Structuring uncertainties allows us to estimate the natural variation at a study area. Assessing it using different sampling schemes appears to give close results. This may possibly permit researchers to compare different landscapes by the value of natural variation of the analyzed property by specifying its portion in the total variability; and thus, to learn more about the processes causing this variation.

CONCLUSIONS

Spatial variation of a soil property over a certain area can be structured depending on the determining factors. Since information about the soil body is obtained from the analysis of soil samples (single or mixed), the first level of factors represents the possible errors proceeding from implementation of a particular protocol of soil mass analysis, which may be basically named analytical error. The maximum relative uncertainty for each analysis can usually be found in the corresponding GOST. Errors of this level for routine analyses do not exceed 10–15% and are often taken into account when interpreting the results.

The second level is errors associated with sample preparation. This uncertainty factor can contribute a lot, but as often assumed, it is already taken into account in the block of analytical errors. For example, selection of roots in the analysis of organic matter content, the degree of preliminary grinding and the method of taking an analytical sample from the prepared specimen can result in a wide scattering of values. This factor is usually disregarded completely, although, as shown above, it can cause 10% or more of the total variation.

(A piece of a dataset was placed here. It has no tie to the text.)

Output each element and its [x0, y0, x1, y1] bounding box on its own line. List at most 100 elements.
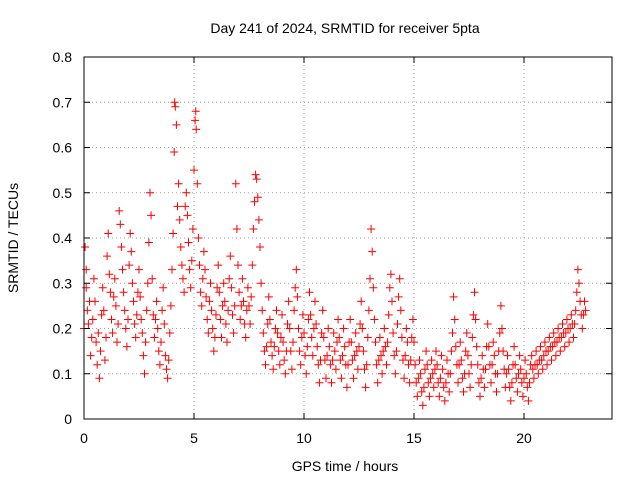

The third level is sampling in the field. Depending on whether the samples were taken in soil profiles, or the soil sample was formed by mixing several subsamples either at fixed depths or by soil horizons, etc., errors may be different and, hence, the results obtained may be incomparable. For instance, comparison of data obtained in one pit with a mixed sample obtained over the whole site can lead to erroneous conclusions, since a single pit cannot reflect the entire variety of land properties.

The next level is the territorial one. It can be an agricultural field, several fields, a region, and so on.

The influence of each factor can be taken into account by nested analysis of variance; however, its applicability is limited by the requirements of independent data, same variances in factor levels, and obeying the law of normal population distribution for a property. At least, these requirements should be verified prior to analysis or known from previous studies.

Since such properties as layer thickness, bulk density and stoniness are used in carbon stock calculations they also contribute to the overall result uncertainty. Therefore, the total uncertainty of the result can be large. The use of mixed samples and special sampling schemes can significantly reduce these uncertainties sometimes.

Thus, the idea about the soil depends on the method of obtaining information about the object.

However, this fact is not always taken into account in soil studies. To assess the influence of factors of different origin, it is necessary to discriminate clearly between the scales of possible analytical errors and actual changes. The analysis of uncertainty sources associated with obtaining primary information should be an integral part of any soil research.